Tuesday, February 21, 2006

Hamas Presents PM Choice to Abbas.


Hamas have officially presented Ismail Haniya as their choice for prime minister during talks in Gaza with Palestinian President Mahmoud Abbas. Abbas was to ask Haniya on Tuesday 21,2006 to start the formation of the government.

Hamas says it wants a coalition, and senior Hamas leader Mahmoud Zahhar has been meeting faction leaders to enlist their support.

Mr. Abbas' Fatah party has refused to join, as has militant Islamic Jihad.

Israel has announced a range of punitive measures against a Hamas-dominated Palestinian Authority. Israel backed by the United States and the European Union consider Hamas a terrorist organisation because of its past suicide bombings against Israeli targets.
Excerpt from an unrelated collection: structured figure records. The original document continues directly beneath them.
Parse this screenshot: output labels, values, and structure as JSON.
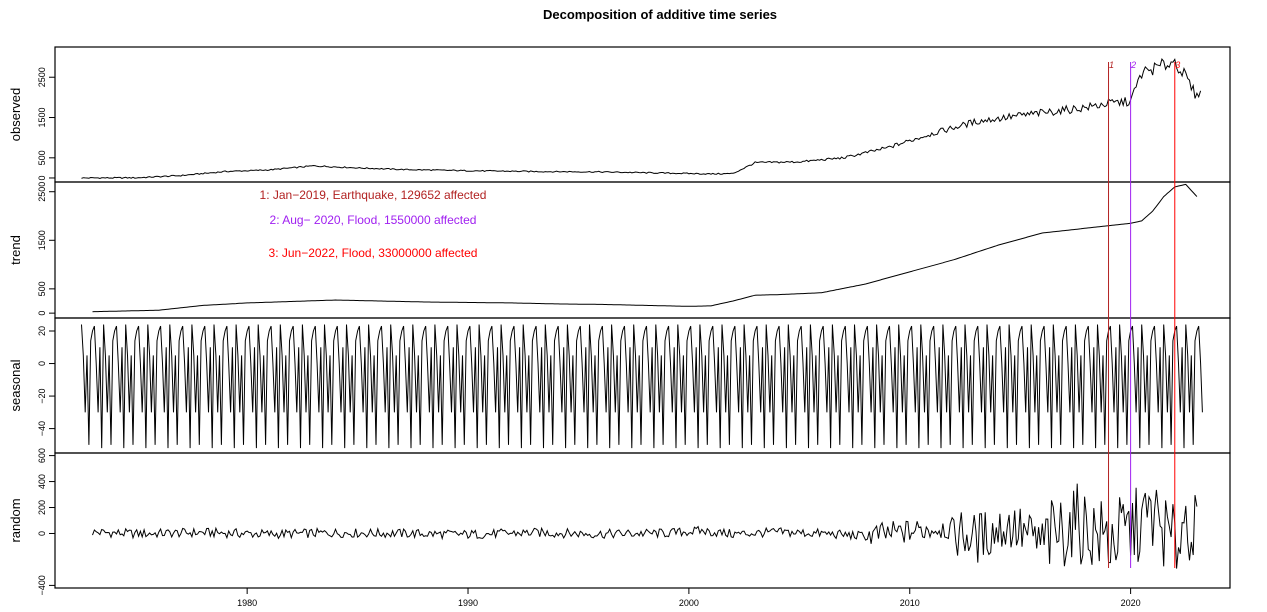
{
  "chart_data": {
    "type": "line",
    "title": "Decomposition of additive time series",
    "x_tick_labels": [
      "1980",
      "1990",
      "2000",
      "2010",
      "2020"
    ],
    "x_ticks": [
      1980,
      1990,
      2000,
      2010,
      2020
    ],
    "xlim": [
      1971.3,
      2024.5
    ],
    "grid": false,
    "panels": [
      {
        "name": "observed",
        "ylabel": "observed",
        "ylim": [
          -100,
          3250
        ],
        "yticks": [
          0,
          500,
          1500,
          2500
        ],
        "y_tick_labels": [
          "0",
          "500",
          "1500",
          "2500"
        ],
        "x": [
          1972.5,
          1975,
          1977,
          1979,
          1981,
          1983,
          1985,
          1987,
          1990,
          1993,
          1996,
          1999,
          2001,
          2002,
          2003,
          2005,
          2007,
          2009,
          2011,
          2013,
          2015,
          2016.5,
          2018,
          2019,
          2020,
          2020.5,
          2021,
          2021.5,
          2022,
          2022.5,
          2023,
          2023.2
        ],
        "values": [
          0,
          5,
          60,
          160,
          200,
          300,
          250,
          210,
          180,
          160,
          150,
          120,
          100,
          110,
          380,
          400,
          500,
          750,
          1100,
          1400,
          1550,
          1650,
          1750,
          1850,
          1900,
          2600,
          2700,
          2800,
          2900,
          2500,
          2000,
          2300
        ]
      },
      {
        "name": "trend",
        "ylabel": "trend",
        "ylim": [
          -100,
          2700
        ],
        "yticks": [
          0,
          500,
          1500,
          2500
        ],
        "y_tick_labels": [
          "0",
          "500",
          "1500",
          "2500"
        ],
        "x": [
          1973,
          1976,
          1978,
          1980,
          1982,
          1984,
          1986,
          1988,
          1990,
          1992,
          1994,
          1996,
          1998,
          2000,
          2001,
          2002,
          2003,
          2004,
          2006,
          2008,
          2010,
          2012,
          2014,
          2016,
          2018,
          2019,
          2020,
          2020.5,
          2021,
          2021.5,
          2022,
          2022.5,
          2023
        ],
        "values": [
          30,
          60,
          160,
          210,
          240,
          270,
          250,
          230,
          220,
          210,
          190,
          180,
          160,
          140,
          150,
          250,
          370,
          380,
          420,
          600,
          850,
          1100,
          1400,
          1650,
          1750,
          1800,
          1850,
          1900,
          2100,
          2400,
          2600,
          2650,
          2400
        ]
      },
      {
        "name": "seasonal",
        "ylabel": "seasonal",
        "ylim": [
          -55,
          28
        ],
        "yticks": [
          -40,
          -20,
          0,
          20
        ],
        "y_tick_labels": [
          "−40",
          "−20",
          "0",
          "20"
        ],
        "period": 1,
        "start": 1972.5,
        "end": 2023.3,
        "monthly_pattern": [
          24,
          5,
          -30,
          5,
          -50,
          14,
          20,
          23,
          0,
          -30,
          10,
          -52
        ]
      },
      {
        "name": "random",
        "ylabel": "random",
        "ylim": [
          -420,
          620
        ],
        "yticks": [
          -400,
          0,
          200,
          400,
          600
        ],
        "y_tick_labels": [
          "−400",
          "0",
          "200",
          "400",
          "600"
        ],
        "x": [
          1973,
          1975,
          1978,
          1981,
          1984,
          1987,
          1990,
          1993,
          1996,
          1999,
          2000.5,
          2002,
          2004,
          2006,
          2008,
          2010,
          2011.5,
          2013,
          2014.5,
          2016,
          2017.5,
          2019,
          2020,
          2021,
          2022,
          2022.5,
          2023
        ],
        "values": [
          40,
          -10,
          30,
          -20,
          20,
          0,
          -30,
          25,
          -15,
          10,
          80,
          -20,
          40,
          0,
          -80,
          60,
          200,
          -150,
          250,
          -300,
          350,
          -200,
          100,
          560,
          -380,
          560,
          -100
        ]
      }
    ],
    "events": [
      {
        "label": "1",
        "x": 2019.0,
        "color": "#b22222"
      },
      {
        "label": "2",
        "x": 2020.0,
        "color": "#a020f0"
      },
      {
        "label": "3",
        "x": 2022.0,
        "color": "#ff0000"
      }
    ],
    "annotations": [
      {
        "text": "1: Jan−2019, Earthquake,  129652 affected",
        "color": "#b22222"
      },
      {
        "text": "2:  Aug− 2020, Flood, 1550000 affected",
        "color": "#a020f0"
      },
      {
        "text": "3: Jun−2022, Flood, 33000000 affected",
        "color": "#ff0000"
      }
    ]
  }
}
Hamas calls the attacks legitimate resistance.

The UN envoy to the Middle East raised objections to Israel's move to withhold tax and customs duties, which are paid monthly to the cash-strapped Palestinian Authority.

Haniya has dismissed the effect of Israeli financial restrictions on the PA. He said that Arab and Islamic states would offset a drop in Western aid and said Hamas would not disarm or recognise Israel. Egypt's Muslim Brotherhood has announced an international fund-raising campaign and Iran has called for pan-Islamic support.

Hamas controls 74 of 132 parliaments seats and could govern alone - even though nine of its candidates are currently held in Israeli jails.

Hamas leaders have said they want to form a coalition that would include Abbas's Fatah Party. Mahmoud Zahhar met representatives of other factions in Gaza and said the group expected to form a government in the next two weeks. "We are optimistic about establishing a national unity government that can represent a national attitude,” Zahhar said. However, Fatah officials say they will remain in opposition, as have members of the Islamic Jihad militant group, which like Hamas does not recognise Israel's legitimacy.

The Popular Front for the Liberation of Palestine [PLFP] says it has agreed in principle to join a Hamas-led government.

Israel's acting Prime Minister Ehud Olmert has said Israel would "not hold contacts with the administration in which Hamas plays any part - small, large or permanent".

The head of Israel's Shin Bet security service, Yuval Diskin, told Israeli parliamentarians that a Hamas-led Palestinian Authority posed a serious danger to Israel. "A Hamas state on the borders of Israel is a real threat. This will be a radical Sunni state that radical forces can reach from around the world," Diskin told the parliament's foreign affairs and defence committee. "Therefore a Hamas state … with military and terror capabilities is a strategic threat to Israel."